Si Yves Lacoste relie les banlieues et les émeutes de 2005 à « la question postcoloniale » - ce n’est qu’une question explique t-il, une question qui n’appelle pas de réponse - ce n’est pas pour faire un parallèle entre des situations si diverses et des temps si lointains qu’ils sont irréductibles les uns aux autres. Non ! S’appuyant entre autres sur les réponses à un questionnaire de l’association ACLFEU, conseillée par le chercheur Jérémie Robine, distribué aux habitants de « 500 à 600 grands ensembles » de France, le lien qu’il établie entre « question postcoloniale » et malaise des banlieues, s’enracine ailleurs, dans l’ignorance d’une histoire et l’absence de transmission. Pour Yves Lacoste : le « mal-être », le « malaise » des jeunes est né d’une interrogation, terrible, profonde, déstabilisante : pourquoi sont-ils nés ici, en France ? Pourquoi ont-ils vu le jour dans le pays des anciens colonialistes ? La réponse que propose ce spécialiste de l’histoire nord africaine et notamment algérienne n’est pas celle, on s’en doute, de certaines associations, « indigènes » autoproclamés et pétroleuses de la république. Ces jeunes des banlieues, et surtout les jeunes issus de l’immigration algérienne ignoreraient l’histoire familiale, et les raisons qui ont conduit leurs parents et/ou grands parents à rester ou à venir en France au lendemain de l’indépendance. L’originalité de l’analyse – qui se limite aux seuls descendants d’Algériens, quid alors des autres migrations ? – est de faire de l’immigration algérienne, non pas, ou pas seulement, une immigration économique mais aussi (surtout ?) une immigration politique. Il faut alors se plonger dans l’histoire, collective du mouvement national et les histoires individuelles, des pères et des mères. L’explication est alors plurielle : il faut remonter à la guerre fratricide du FLN et du MNA ; au conflit en Algérie qui, au lendemain même de l’indépendance, opposa le maquis kabyle à l’armée de l’extérieur de Boumediene et Ben Bella ; au rôle central de la Kabylie dans le mouvement national et dans la lutte pour l’indépendance et, après 1962, à son excommunication de la vulgate nationaliste. Il faut enfin, toujours selon Yves Lacoste, évoquer les bataillons de migrants algériens qui, dans le silence, ont fuit « un pouvoir totalitaire ».

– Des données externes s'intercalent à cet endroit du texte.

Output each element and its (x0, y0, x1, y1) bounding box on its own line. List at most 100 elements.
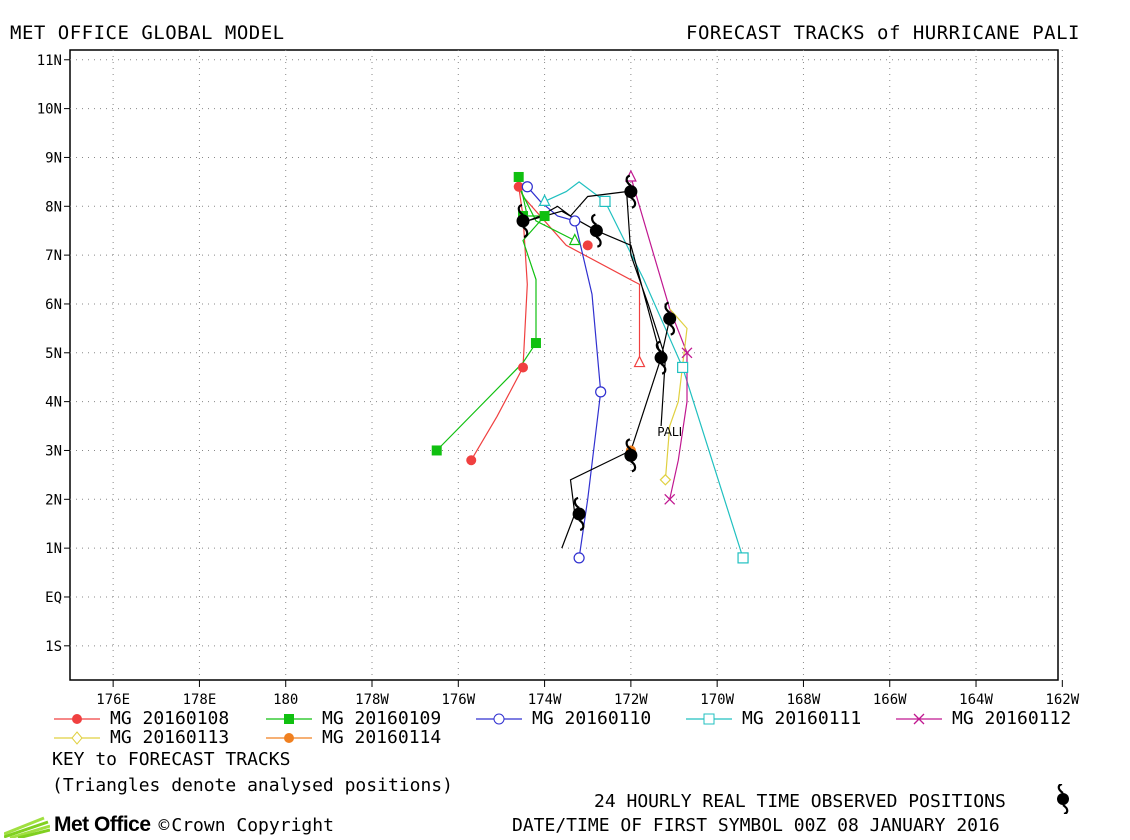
legend-swatch (476, 713, 522, 724)
x-tick-label: 180 (273, 692, 298, 708)
x-tick-label: 164W (959, 692, 993, 708)
forecast-point (466, 455, 477, 466)
triangles-note: (Triangles denote analysed positions) (52, 775, 453, 796)
observed-position-arm (669, 323, 676, 336)
observed-position (516, 214, 530, 228)
plot-frame (69, 49, 1059, 681)
forecast-point (664, 493, 676, 505)
legend-swatch (266, 732, 312, 743)
observed-position (663, 312, 677, 326)
observed-position-arm (630, 460, 637, 473)
chart-title-right: FORECAST TRACKS of HURRICANE PALI (686, 22, 1080, 44)
legend-item-20160109: MG 20160109 (264, 708, 441, 729)
observed-position (624, 448, 638, 462)
legend-label: MG 20160108 (110, 708, 230, 729)
met-office-logo-text: Met Office (54, 813, 151, 836)
y-tick-label: 6N (45, 297, 62, 313)
legend-item-20160111: MG 20160111 (684, 708, 861, 729)
observed-position-arm (578, 519, 585, 532)
legend-swatch (266, 713, 312, 724)
y-tick-label: 7N (45, 248, 62, 264)
forecast-point (677, 361, 689, 374)
x-tick-label: 178W (355, 692, 389, 708)
forecast-point (513, 181, 524, 192)
y-tick-label: 2N (45, 492, 62, 508)
analysed-triangle (633, 355, 646, 368)
legend-item-20160110: MG 20160110 (474, 708, 651, 729)
legend-item-20160108: MG 20160108 (52, 708, 229, 729)
analysed-triangle (568, 233, 581, 246)
forecast-point (681, 347, 693, 359)
met-office-logo: Met Office © Crown Copyright (4, 812, 334, 838)
x-tick-label: 166W (873, 692, 907, 708)
crown-copyright-icon: © (158, 814, 170, 836)
y-tick-label: 8N (45, 199, 62, 215)
observed-position-arm (625, 438, 632, 451)
legend-swatch (54, 730, 100, 745)
forecast-track-mg-20160108 (470, 186, 641, 461)
forecast-point (431, 445, 442, 456)
observed-position-arm (655, 340, 662, 353)
x-tick-label: 174W (528, 692, 562, 708)
y-tick-label: EQ (45, 590, 62, 606)
y-tick-label: 1S (45, 639, 62, 655)
analysed-triangle (538, 194, 551, 206)
observed-position (589, 224, 603, 238)
legend-swatch (896, 713, 942, 724)
forecast-point (582, 240, 593, 251)
observed-position (624, 185, 638, 199)
observed-position-arm (517, 203, 524, 216)
x-tick-label: 170W (700, 692, 734, 708)
forecast-track-mg-20160113 (664, 308, 688, 480)
legend-item-20160113: MG 20160113 (52, 727, 229, 748)
observed-position-arm (664, 301, 671, 314)
key-title: KEY to FORECAST TRACKS (52, 749, 291, 770)
forecast-point (595, 386, 607, 398)
y-tick-label: 5N (45, 346, 62, 362)
legend-item-20160114: MG 20160114 (264, 727, 441, 748)
met-office-logo-icon (4, 816, 50, 838)
observed-position-arm (595, 235, 602, 248)
y-tick-label: 11N (37, 53, 62, 69)
forecast-point (539, 211, 550, 222)
y-tick-label: 4N (45, 395, 62, 411)
forecast-point (659, 473, 672, 486)
forecast-point (530, 338, 541, 349)
legend-label: MG 20160113 (110, 727, 230, 748)
legend-swatch (54, 713, 100, 724)
observed-position-arm (573, 496, 580, 509)
x-tick-label: 178E (183, 692, 217, 708)
forecast-point (573, 552, 585, 564)
x-tick-label: 168W (787, 692, 821, 708)
observed-position-arm (522, 226, 529, 238)
x-tick-label: 162W (1045, 692, 1079, 708)
forecast-point (737, 552, 749, 564)
observed-position-arm (625, 174, 632, 187)
legend-label: MG 20160109 (322, 708, 442, 729)
forecast-point (513, 171, 524, 182)
forecast-point (569, 215, 581, 227)
datetime-note: DATE/TIME OF FIRST SYMBOL 00Z 08 JANUARY… (512, 815, 1000, 836)
storm-label: PALI (657, 425, 682, 439)
observed-note: 24 HOURLY REAL TIME OBSERVED POSITIONS (594, 791, 1006, 812)
legend-swatch (686, 713, 732, 724)
x-tick-label: 172W (614, 692, 648, 708)
observed-position (654, 351, 668, 365)
observed-position-arm (591, 213, 598, 226)
y-tick-label: 10N (37, 102, 62, 118)
legend-label: MG 20160111 (742, 708, 862, 729)
crown-copyright: Crown Copyright (171, 814, 334, 836)
observed-position-arm (660, 362, 667, 375)
legend-label: MG 20160110 (532, 708, 652, 729)
y-tick-label: 1N (45, 541, 62, 557)
hurricane-icon (1057, 784, 1069, 814)
forecast-point (521, 181, 533, 193)
y-tick-label: 9N (45, 150, 62, 166)
legend-label: MG 20160112 (952, 708, 1072, 729)
observed-position (572, 507, 586, 521)
forecast-point (599, 195, 611, 207)
x-tick-label: 176W (441, 692, 475, 708)
y-tick-label: 3N (45, 443, 62, 459)
observed-position-arm (630, 196, 637, 209)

Si les Algériens sont restés dans ces « grands ensembles », qui n’étaient nullement des ghettos à l’origine précise-t-il, c’est parce qu’à la différence de leurs voisins portugais, rentrés massivement au pays à la chute de Salazar, eux, ne rentrèrent pas… Certes, tout cela n’élude pas les questions économiques, sociales, ou les rapports entre jeunes et police, mais offre à l’analyse un autre espace de compréhension. D’ailleurs, l’auteur kabylophile, comme son épouse Camille, spécialiste de la Kabylie, vante les mérites de l’immigration kabyle, sont rôle d’ « exemples » et d’ « entraineurs » pour d’autres jeunes, issus ou non de l’immigration.
Banlieues, grands ensembles, islam, migrations… une illustration parfaire de la méthode appliquée par Yves Lacoste : l’« articulation des différents niveaux d’analyse spatiale » pour faire sens, éclairer et surtout agir. On est loin ici des méthodes psychologisantes et des discours idéologiques : tout est concret, presque pratique, dégraissé au possible, prêt pour l’action.